It did not start with widely acclaimed accommodation on the home front upon being heard of that the government has worked tremendously hard to secure loans from two entities to financially stimulate its most cherished massive coastal road network project in the country.
Amidst stiff resistance from critics and skeptics that the entity-Eton bore a questionable scar of being a credible financial institution for a country to transact legitimate business with; the nation became swallowed in the pool of rebellious posture as top government officials who had put their time, energy and weight behind the vague negotiation could not allow the Eton loan agreement to die in the process, moreover abandoned on an isolated island; let alone thwarted from seeing the light of day.
The fray over the past months got hotter; debate became over-heated; information about Eton’s financial records, functionality and credibility took center-space; thorough scrutiny was unleashed; findings published with negative and discouraging result revealed; yet government, determined in its quest vehemently pressed on much harder than ever before to include expression such as “what does website have to do with the money most needed that Eton is willing to provide, even if it comes from the belly of the devil it just doesn’t matter, all we need is the money to do our road project”.
Despite internationally-driven food for thought offered that the Eton’s deal was not financially healthy for the country to venture into; the driving forces behind the loan agreement refused to pause, adopt a sober second thought; rather went ahead and added Ebomaf to the list, thereby opening even wider the Pandora box loaded with more suspicious questions than answers.

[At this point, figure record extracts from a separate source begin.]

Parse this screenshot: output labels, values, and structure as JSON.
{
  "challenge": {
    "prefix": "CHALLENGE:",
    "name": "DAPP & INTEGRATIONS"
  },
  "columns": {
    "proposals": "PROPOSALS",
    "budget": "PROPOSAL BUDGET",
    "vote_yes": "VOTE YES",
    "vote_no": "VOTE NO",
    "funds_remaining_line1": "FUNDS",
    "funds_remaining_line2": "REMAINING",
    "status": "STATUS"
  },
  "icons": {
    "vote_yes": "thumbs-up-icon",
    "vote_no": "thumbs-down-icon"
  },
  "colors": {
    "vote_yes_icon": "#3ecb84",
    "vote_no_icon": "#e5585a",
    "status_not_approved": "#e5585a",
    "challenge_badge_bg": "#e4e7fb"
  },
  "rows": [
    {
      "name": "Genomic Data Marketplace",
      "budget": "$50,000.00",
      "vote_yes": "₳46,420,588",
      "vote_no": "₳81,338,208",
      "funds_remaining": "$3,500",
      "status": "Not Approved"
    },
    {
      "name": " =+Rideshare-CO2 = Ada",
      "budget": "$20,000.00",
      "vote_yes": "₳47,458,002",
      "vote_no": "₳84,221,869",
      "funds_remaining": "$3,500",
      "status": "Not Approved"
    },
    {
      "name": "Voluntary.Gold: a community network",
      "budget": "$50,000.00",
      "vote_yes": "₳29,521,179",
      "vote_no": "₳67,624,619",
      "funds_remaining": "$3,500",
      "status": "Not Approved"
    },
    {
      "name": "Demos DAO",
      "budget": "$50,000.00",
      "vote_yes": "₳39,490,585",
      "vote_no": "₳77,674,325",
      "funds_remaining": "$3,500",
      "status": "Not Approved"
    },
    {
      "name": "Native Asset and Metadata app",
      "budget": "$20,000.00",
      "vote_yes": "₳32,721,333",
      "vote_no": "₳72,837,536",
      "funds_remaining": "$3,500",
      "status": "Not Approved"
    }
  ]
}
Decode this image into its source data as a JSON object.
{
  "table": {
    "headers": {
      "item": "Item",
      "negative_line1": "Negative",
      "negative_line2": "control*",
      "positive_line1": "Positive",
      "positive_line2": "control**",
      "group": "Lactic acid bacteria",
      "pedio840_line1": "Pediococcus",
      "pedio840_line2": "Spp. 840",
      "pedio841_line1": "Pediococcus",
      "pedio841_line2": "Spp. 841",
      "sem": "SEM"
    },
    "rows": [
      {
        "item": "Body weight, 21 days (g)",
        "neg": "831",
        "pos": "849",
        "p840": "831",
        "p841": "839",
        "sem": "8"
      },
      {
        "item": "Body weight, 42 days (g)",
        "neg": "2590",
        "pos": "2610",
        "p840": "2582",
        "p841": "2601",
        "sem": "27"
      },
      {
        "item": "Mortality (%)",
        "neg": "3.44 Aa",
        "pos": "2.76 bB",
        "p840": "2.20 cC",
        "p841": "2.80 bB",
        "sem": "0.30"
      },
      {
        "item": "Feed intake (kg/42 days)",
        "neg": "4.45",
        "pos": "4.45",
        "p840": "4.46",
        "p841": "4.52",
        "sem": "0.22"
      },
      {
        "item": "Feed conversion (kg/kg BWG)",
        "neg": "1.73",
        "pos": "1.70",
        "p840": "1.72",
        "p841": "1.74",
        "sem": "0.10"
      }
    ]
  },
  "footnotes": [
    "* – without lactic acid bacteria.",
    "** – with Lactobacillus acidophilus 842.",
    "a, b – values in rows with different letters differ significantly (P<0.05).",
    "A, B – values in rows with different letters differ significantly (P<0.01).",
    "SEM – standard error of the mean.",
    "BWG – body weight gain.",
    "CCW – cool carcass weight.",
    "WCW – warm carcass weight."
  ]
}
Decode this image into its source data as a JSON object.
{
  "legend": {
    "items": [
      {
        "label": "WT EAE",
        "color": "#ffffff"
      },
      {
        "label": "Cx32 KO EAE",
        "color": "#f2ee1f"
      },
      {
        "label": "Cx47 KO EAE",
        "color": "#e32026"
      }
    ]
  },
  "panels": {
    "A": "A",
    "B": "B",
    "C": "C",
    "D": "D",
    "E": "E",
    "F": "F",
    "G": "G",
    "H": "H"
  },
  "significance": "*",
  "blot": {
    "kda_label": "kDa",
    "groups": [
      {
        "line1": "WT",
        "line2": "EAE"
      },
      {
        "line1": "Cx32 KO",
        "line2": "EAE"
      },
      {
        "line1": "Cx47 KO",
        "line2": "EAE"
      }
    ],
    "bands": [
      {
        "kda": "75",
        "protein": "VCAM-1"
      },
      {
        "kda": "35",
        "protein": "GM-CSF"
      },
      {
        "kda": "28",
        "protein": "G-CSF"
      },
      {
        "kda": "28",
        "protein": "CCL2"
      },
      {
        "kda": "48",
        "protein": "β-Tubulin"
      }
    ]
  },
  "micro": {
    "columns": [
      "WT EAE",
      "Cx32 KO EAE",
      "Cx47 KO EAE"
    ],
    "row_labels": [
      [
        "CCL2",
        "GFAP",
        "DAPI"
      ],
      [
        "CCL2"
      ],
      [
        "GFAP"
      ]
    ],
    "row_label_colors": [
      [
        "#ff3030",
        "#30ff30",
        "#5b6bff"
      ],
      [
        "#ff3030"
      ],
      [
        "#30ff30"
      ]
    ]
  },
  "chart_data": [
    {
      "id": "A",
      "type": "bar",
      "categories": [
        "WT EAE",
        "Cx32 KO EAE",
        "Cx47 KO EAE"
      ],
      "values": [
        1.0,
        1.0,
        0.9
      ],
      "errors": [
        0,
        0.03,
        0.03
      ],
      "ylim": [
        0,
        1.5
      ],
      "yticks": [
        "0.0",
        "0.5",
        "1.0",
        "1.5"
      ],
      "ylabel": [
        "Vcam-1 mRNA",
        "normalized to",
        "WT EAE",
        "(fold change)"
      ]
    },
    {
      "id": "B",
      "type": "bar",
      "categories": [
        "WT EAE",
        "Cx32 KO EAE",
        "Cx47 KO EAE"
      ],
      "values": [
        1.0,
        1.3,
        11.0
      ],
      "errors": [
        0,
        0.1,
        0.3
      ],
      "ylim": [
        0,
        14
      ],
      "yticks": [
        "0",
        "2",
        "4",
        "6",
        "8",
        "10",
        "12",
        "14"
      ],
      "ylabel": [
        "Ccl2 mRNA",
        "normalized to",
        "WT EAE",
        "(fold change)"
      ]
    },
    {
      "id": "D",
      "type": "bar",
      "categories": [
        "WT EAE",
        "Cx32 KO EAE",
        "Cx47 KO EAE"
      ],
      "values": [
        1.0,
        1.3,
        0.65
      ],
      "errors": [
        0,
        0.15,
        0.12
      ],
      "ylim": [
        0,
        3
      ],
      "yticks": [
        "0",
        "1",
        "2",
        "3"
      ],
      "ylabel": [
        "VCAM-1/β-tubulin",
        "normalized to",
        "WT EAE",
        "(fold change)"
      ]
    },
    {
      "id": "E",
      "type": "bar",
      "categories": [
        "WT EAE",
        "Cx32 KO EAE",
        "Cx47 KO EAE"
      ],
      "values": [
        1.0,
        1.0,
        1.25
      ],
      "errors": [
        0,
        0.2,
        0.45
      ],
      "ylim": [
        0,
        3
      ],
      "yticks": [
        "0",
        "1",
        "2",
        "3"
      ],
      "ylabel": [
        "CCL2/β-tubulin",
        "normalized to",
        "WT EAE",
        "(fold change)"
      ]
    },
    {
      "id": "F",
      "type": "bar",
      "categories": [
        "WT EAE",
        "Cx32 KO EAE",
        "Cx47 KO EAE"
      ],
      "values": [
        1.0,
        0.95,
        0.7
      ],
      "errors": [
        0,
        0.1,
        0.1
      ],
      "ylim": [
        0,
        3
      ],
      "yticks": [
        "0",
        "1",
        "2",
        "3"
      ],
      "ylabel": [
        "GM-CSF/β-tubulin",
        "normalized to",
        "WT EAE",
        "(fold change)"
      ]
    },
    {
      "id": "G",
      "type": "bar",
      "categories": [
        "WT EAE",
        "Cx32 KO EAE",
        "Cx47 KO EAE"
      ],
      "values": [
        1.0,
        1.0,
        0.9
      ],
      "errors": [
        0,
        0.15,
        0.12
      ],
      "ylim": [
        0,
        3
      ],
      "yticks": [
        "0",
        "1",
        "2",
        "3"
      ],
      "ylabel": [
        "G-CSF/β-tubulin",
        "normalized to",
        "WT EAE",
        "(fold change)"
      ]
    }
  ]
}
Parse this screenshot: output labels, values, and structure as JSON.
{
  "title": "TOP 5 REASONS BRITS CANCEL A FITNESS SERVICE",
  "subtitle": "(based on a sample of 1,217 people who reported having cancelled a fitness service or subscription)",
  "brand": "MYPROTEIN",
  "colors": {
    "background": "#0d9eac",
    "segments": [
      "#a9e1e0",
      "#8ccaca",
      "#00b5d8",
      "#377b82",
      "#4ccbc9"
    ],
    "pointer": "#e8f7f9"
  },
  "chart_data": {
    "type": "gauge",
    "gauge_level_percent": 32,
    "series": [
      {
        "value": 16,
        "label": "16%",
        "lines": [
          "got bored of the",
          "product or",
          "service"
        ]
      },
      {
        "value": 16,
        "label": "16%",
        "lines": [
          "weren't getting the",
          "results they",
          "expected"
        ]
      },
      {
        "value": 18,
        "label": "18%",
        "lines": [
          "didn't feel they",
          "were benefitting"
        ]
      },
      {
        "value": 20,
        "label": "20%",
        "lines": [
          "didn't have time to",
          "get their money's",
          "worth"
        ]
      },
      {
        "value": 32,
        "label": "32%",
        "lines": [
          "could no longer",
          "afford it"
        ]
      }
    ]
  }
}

In the final analysis, the two loan agreements from Eton and Ebomaf were accorded a ‘4G’ visa and passed into law by the Legislature and signed by President George M. Weah which became a law. Surely, any looming factor that could thereafter enhance the stalling of such operation also remains glaring as long as the people’s observations and reservations were not considered and by extension listened to.
Since then, the two loan agreements are yet to show their worth, usefulness and juice intended to bankroll the huge coastal highway road network project; and as those who were much more steamed up in defending the two loan agreements don’t seem to have any expectation of commenting any further-a clear indication that indeed, Eton and Ebomaf are now late for their own funeral.
Most often, these things do happen when the leaders are so obsessed with the way and manner in which they alone want things to be done without providing room for extended consultations from other well meaning people with additional clues to such ongoing development; thus rendering the deprived onlookers to keep asking: “what can we say to these things”? Now the two loan agreements have far too passed the status of severe coma and what happened to them next can only be multiplied by zero; for indeed they are late for their own funeral.